Cairo zoomed in on the group of men. “The one that looks like a 1983 Action Man doll?”
“Yes, and they were figures, not dolls.”
“You’re too easy, Joe. Way, way too easy.”
“If you say so.” He tracked Kashala on the monocular as he approached the other men. As usual, Scarlet’s cutting description of the former Congolese Army general had been very close to the mark; Joseph Kashala really did remind him of an Action Man. The beret was original, he could tell that just from looking at it, but the rest of the kit had been purchased online, including the olive green Chatham roll neck and the DPM combat trousers.
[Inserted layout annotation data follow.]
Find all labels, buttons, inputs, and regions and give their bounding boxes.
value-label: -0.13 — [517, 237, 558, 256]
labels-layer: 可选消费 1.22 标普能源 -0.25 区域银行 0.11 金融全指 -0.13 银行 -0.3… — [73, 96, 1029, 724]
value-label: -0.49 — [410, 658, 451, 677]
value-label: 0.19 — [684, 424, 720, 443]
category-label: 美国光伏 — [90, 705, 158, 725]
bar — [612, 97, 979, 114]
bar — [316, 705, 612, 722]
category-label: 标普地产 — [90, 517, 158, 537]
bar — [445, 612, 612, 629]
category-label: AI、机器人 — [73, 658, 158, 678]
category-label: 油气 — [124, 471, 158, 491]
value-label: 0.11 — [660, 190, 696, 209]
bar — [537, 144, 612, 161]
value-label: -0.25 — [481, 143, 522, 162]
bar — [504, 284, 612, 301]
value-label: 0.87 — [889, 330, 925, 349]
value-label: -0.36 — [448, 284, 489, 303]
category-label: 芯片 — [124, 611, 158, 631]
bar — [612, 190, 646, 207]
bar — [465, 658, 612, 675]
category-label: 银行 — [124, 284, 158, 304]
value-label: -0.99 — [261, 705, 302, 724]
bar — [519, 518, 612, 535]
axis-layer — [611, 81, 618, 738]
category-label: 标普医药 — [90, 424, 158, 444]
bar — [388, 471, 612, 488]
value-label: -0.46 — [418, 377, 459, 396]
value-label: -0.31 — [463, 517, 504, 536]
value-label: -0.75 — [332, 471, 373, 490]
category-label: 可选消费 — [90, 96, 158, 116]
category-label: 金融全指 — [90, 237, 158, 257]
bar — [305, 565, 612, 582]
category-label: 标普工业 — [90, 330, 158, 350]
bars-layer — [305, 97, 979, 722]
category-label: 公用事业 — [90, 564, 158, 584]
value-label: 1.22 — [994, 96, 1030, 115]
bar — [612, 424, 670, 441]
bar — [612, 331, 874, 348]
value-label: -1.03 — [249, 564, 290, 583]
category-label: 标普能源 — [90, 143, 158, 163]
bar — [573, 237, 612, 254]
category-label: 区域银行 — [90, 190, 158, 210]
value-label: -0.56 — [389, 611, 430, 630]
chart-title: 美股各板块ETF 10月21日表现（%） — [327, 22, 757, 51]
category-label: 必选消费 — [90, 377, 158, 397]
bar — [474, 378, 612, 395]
“Looks like he’s taking his new career as CEO of Mercs R Us very seriously indeed.”
Cairo pulled the monocular away and rubbed her eye before replacing it. “Action Man had a scar though, didn’t he?”
“Yes.”
“That’s one thing Kashala is lacking.”
“For now.”
“Who’s that coming out into the yard?”
Hawke tracked across to the east and saw a walking man-mountain emerging into the cool twilight from one of the castle’s exterior doors. “Must be Mukendi, his 2iC.”
“Looks like trouble.”
“If what Ryan said is anything to go by, then he’s trouble with a capital T. Around five years in the Congolese Army until found guilty of stabbing another soldier to death. Court martial, demoted to private, kicked out of the army and after a spell in the Ndolo Military Prison he was transferred to a civilian prison for a twenty year sentence. Gets out and hooks up with Kashala to be a full-time merc.”
“The great thing about my job is how I get to meet the crème de la crème of society.”
Hawke gave her a quick glance. “I’m sure you’ll get along just fine with him. Here comes another one – Crombez by the looks of it.”
Scarlet lowered her voice to a confidential tone. “And what about that?”
He looked at her again. “What about what?”